Free Online Homework
MyOpenMath provides free, algorithmically-generated homework for every problem in the text.
About Us
There is a growing community of like-minded educators who have decided to reduce the burden of textbook costs on our students by creating and freely sharing high-quality materials. Several members of the mathematics department at Frederick Community College in Frederick, Maryland joined this community, building on the work of others by remixing and adding to what they wrote, and the result is this textbook.
We believe that knowledge does not belong to any one of us, so our job is to share it rather than hoarding it. We wrote this book to accomplish that purpose.
Chapter authors include Josiah Hartley (who also created the videos and wrote the MyOpenMath exercises), Val Lochman, and Erum Marfani, and the rest of the math department at FCC provided help in reviewing and editing the text. Special thanks to Greg Coldren and Pei Taverner, who also helped review some chapters.
Thanks
We used Math in Society, another open textbook written for a similar course, as our starting point. Many of the examples, exercises, and explanations were built off of ones from that book, and we owe the author, David Lippman, a tremendous debt of gratitude for showing us that a project like this could be done, and giving us so much to work with. He also has done a fantastic job of designing MyOpenMath, which we use for free online homework.
We also used material from the OpenStax College Introductory Statistics textbook, an open peer-reviewed text.

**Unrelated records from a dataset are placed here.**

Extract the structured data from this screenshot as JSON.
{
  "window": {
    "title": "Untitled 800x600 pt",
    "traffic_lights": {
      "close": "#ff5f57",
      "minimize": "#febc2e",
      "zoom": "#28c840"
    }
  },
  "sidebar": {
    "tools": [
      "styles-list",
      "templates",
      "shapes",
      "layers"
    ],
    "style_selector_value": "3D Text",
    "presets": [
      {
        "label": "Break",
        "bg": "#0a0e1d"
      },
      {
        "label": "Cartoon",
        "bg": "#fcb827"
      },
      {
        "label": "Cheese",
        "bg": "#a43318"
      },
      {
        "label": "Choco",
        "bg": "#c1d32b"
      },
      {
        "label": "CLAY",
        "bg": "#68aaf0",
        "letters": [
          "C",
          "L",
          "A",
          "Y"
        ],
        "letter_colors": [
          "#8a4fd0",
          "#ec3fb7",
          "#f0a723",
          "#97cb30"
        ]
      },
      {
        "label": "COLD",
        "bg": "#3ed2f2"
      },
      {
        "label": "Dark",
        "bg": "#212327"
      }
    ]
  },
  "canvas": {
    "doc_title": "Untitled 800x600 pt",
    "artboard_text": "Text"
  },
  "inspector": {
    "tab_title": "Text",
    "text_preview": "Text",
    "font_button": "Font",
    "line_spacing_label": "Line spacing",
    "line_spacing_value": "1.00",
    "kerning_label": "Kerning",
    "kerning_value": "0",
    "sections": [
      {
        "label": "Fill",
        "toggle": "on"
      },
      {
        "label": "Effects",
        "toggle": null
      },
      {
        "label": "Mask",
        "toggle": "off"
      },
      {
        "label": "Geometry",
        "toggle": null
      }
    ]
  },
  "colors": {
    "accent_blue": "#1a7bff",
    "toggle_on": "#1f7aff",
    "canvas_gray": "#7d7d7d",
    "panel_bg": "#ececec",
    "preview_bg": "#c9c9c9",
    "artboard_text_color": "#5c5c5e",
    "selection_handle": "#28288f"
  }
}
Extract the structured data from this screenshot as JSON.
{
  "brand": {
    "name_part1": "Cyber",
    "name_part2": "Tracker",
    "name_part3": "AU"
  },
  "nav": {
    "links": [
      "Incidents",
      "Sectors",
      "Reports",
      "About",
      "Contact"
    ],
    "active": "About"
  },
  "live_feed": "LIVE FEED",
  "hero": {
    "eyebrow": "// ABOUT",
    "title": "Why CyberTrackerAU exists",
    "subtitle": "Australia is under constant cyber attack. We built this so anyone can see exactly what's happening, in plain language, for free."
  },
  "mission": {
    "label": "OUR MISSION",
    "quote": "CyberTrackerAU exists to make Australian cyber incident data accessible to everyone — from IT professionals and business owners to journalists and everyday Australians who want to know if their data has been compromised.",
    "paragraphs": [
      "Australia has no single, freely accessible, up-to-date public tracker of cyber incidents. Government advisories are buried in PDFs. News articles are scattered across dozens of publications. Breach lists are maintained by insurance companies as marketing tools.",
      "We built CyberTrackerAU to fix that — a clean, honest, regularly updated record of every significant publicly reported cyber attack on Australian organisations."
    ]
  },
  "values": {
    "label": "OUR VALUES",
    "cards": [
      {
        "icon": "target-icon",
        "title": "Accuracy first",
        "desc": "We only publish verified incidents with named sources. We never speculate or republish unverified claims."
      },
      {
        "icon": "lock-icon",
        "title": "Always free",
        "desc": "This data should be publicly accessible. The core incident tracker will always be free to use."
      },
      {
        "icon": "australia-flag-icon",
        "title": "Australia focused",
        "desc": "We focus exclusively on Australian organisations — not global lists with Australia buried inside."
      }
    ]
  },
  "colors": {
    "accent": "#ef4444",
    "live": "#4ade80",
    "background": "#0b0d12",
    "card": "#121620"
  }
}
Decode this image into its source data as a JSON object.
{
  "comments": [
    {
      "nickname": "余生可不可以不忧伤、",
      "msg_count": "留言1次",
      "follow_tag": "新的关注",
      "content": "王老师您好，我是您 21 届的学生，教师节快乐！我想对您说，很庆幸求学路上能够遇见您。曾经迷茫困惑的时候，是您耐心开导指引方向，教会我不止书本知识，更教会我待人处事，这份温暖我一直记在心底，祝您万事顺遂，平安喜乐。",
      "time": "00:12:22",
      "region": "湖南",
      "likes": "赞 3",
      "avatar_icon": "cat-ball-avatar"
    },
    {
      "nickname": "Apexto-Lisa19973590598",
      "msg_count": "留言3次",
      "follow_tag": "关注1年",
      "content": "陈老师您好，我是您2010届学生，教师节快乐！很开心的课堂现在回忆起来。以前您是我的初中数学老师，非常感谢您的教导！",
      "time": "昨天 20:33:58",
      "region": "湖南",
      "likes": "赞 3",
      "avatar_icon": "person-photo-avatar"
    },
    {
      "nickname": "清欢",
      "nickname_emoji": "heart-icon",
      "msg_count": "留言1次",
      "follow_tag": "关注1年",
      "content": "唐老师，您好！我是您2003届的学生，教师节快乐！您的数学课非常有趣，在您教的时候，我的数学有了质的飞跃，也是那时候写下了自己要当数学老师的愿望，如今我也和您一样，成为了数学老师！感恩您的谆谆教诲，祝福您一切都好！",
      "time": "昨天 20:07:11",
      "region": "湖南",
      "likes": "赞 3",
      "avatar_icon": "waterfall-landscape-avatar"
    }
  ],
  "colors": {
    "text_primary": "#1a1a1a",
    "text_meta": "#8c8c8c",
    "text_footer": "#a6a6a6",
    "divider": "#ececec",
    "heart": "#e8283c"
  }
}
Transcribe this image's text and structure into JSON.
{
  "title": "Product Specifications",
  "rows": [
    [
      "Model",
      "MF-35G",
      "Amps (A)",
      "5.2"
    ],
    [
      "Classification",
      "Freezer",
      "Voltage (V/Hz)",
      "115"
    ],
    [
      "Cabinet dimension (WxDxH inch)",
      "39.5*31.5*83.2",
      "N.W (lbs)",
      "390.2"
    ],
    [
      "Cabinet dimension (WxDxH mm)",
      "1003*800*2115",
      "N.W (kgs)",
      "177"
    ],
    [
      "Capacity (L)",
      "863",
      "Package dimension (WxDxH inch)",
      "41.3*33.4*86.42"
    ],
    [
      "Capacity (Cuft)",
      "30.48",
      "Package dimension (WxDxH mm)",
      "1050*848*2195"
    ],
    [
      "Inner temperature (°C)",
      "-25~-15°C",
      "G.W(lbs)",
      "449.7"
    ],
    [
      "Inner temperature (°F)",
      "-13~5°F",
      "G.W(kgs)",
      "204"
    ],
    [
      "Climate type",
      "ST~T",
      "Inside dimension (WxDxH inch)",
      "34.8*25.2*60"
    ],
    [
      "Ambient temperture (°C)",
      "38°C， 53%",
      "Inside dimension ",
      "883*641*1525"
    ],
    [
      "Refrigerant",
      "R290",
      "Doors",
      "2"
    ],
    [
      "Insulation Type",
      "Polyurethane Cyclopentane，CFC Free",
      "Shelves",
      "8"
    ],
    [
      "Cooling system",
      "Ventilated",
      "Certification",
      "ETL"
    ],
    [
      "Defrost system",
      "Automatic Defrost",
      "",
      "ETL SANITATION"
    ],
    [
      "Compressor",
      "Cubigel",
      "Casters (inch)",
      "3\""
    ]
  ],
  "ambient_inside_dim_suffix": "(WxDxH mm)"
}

We'd also like to thank the math department at FCC for their unflagging support, especially our department chair at the time, Gary Hull, who not only provided us with backing and encouragement, but also gave us a booklet that he had spent many hours writing for the same course.
The administration at FCC also provided support in the form of a summer grant to write the first six chapters, so we'd like to thank them as well.